Not a few people are diagnosed with high cholesterol levels.In fact, having high cholesterol can be very dangerous because it can be one of the causes of heart disease.
After getting a diagnosis of high cholesterol from a doctor, you will usually be advised to exercise and take medication.
But besides that, it turns out that lifestyle changes to lower cholesterol are also important to do.
1. Stop the intake of trans fats
Trans fat is a bad fat that will increase the amount of LDL and reduce the amount of HDL in the body so it will not help in lowering cholesterol.
Launching WebMD, consuming trans fats can increase a person’s chances of heart disease and stroke.
The Mayo Clinic explains that trans fats are found in foods that are processed using hydrogenated oils, which are liquid oils that are solidified, increasing the level of hydrogen they contain.
This oil is cheaper and not easy to go stale, so it is often used to process food so that it has a longer shelf life.
Not only that, many fast food restaurants use this type of oil because it is more efficient and does not need to be replaced more often.
The Mayo Clinic has also added some to the list of foods that contain trans fats, such as:
2. Lose weight
Losing weight is not always necessary if you want to reduce cholesterol levels in the body.

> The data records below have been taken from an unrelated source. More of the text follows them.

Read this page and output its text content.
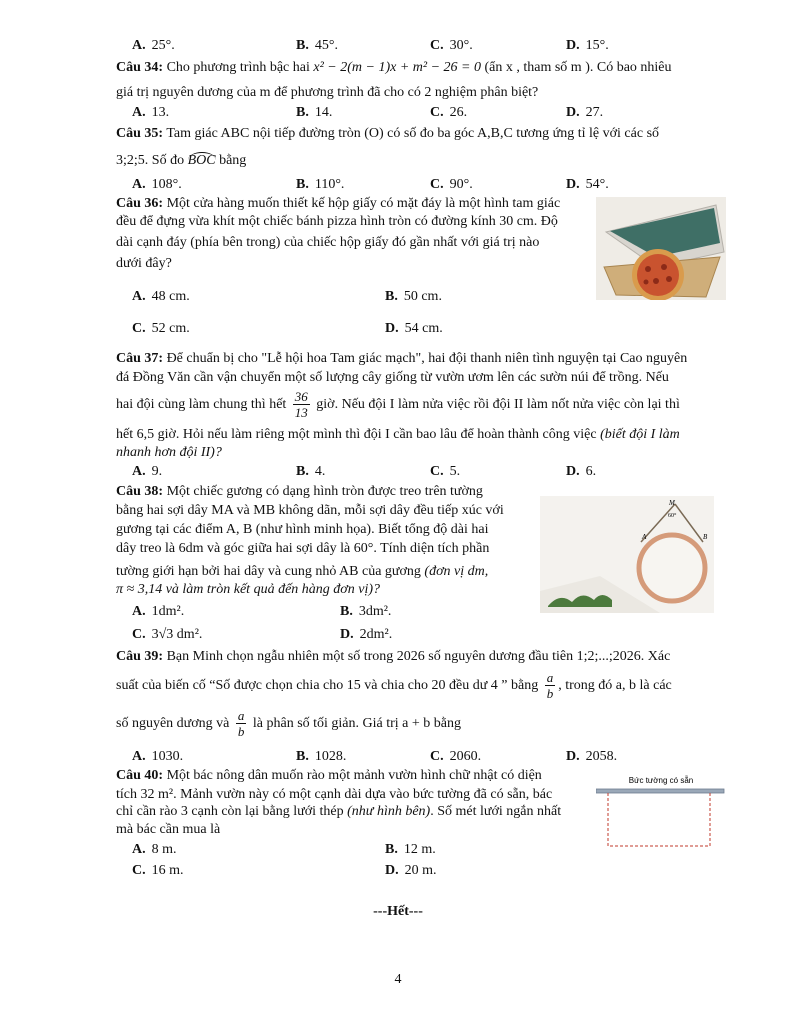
A. 25°.	B. 45°.	C. 30°.	D. 15°.
Câu 34: Cho phương trình bậc hai x² − 2(m − 1)x + m² − 26 = 0 (ẩn x , tham số m ). Có bao nhiêu
giá trị nguyên dương của m để phương trình đã cho có 2 nghiệm phân biệt?
A. 13.	B. 14.	C. 26.	D. 27.
Câu 35: Tam giác ABC nội tiếp đường tròn (O) có số đo ba góc A,B,C tương ứng tỉ lệ với các số
3;2;5. Số đo BOC bằng
A. 108°.	B. 110°.	C. 90°.	D. 54°.
Câu 36: Một cửa hàng muốn thiết kế hộp giấy có mặt đáy là một hình tam giác
đều để đựng vừa khít một chiếc bánh pizza hình tròn có đường kính 30 cm. Độ
dài cạnh đáy (phía bên trong) của chiếc hộp giấy đó gần nhất với giá trị nào
dưới đây?
A. 48 cm.	B. 50 cm.
C. 52 cm.	D. 54 cm.
Câu 37: Để chuẩn bị cho "Lễ hội hoa Tam giác mạch", hai đội thanh niên tình nguyện tại Cao nguyên
đá Đồng Văn cần vận chuyển một số lượng cây giống từ vườn ươm lên các sườn núi để trồng. Nếu
hai đội cùng làm chung thì hết $\frac{36}{13}$ giờ. Nếu đội I làm nửa việc rồi đội II làm nốt nửa việc còn lại thì
hết 6,5 giờ. Hỏi nếu làm riêng một mình thì đội I cần bao lâu để hoàn thành công việc (biết đội I làm
nhanh hơn đội II)?
A. 9.	B. 4.	C. 5.	D. 6.
Câu 38: Một chiếc gương có dạng hình tròn được treo trên tường
bằng hai sợi dây MA và MB không dãn, mỗi sợi dây đều tiếp xúc với
gương tại các điểm A, B (như hình minh họa). Biết tổng độ dài hai
dây treo là 6dm và góc giữa hai sợi dây là 60°. Tính diện tích phần
tường giới hạn bởi hai dây và cung nhỏ AB của gương (đơn vị dm,
π ≈ 3,14 và làm tròn kết quả đến hàng đơn vị)?
M
60°
A	B
A. 1dm².	B. 3dm².
C. 3√3 dm².	D. 2dm².
Câu 39: Bạn Minh chọn ngẫu nhiên một số trong 2026 số nguyên dương đầu tiên 1;2;...;2026. Xác
suất của biến cố “Số được chọn chia cho 15 và chia cho 20 đều dư 4 ” bằng $\frac{a}{b}$ , trong đó a, b là các
số nguyên dương và $\frac{a}{b}$ là phân số tối giản. Giá trị a + b bằng
A. 1030.	B. 1028.	C. 2060.	D. 2058.
Câu 40: Một bác nông dân muốn rào một mảnh vườn hình chữ nhật có diện
tích 32 m². Mảnh vườn này có một cạnh dài dựa vào bức tường đã có sẵn, bác
chỉ cần rào 3 cạnh còn lại bằng lưới thép (như hình bên). Số mét lưới ngắn nhất
mà bác cần mua là
Bức tường có sẵn
A. 8 m.	B. 12 m.
C. 16 m.	D. 20 m.
---Hết---
4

However, this is different for those who are overweight or obese because according to WebMD, losing a little weight can lower LDL.
Healthline also adds that losing a little weight can have a big effect on the amount of cholesterol in the body.
No need to go on a strict diet because reducing about 5 to 10 percent of body weight will greatly reduce cholesterol levels.
3. Start exercising
Not everyone likes to exercise, but it turns out that doing regular exercise can make the body healthier and help increase HDL levels in the body.
Launching Healthline, doing aerobic exercise for 30 to 60 minutes per day will be very helpful.
In fact, according to WebMD, starting with just 10 minutes of exercise per day for starters can contribute to increasing HDL.
4. Increase fiber intake
Launching WebMD, foods that contain soluble fiber can prevent the body from absorbing cholesterol.
Some recommended foods are oatmeal, apples, plums, kidney beans, cabbage, pears, and whole grains.
According to research cited by WebMD, consuming 5 to 10 grams of fiber per day has been shown to lower LDL levels in the body.
However, you should not eat large amounts of fiber-rich foods because they can cause stomach cramps or bloating.
5. Eating fish regularly
Fish contains omega-3 which will be very useful for lowering cholesterol.
According to the Mayo Clinic, omega-3s contained in fish can reduce triglycerides or fats in the blood, blood pressure, and also the possibility of blood clots.
Although the omega-3 content in fish does not directly reduce LDL levels, the benefits it has for heart health are highly recommended to be consumed at least twice a week.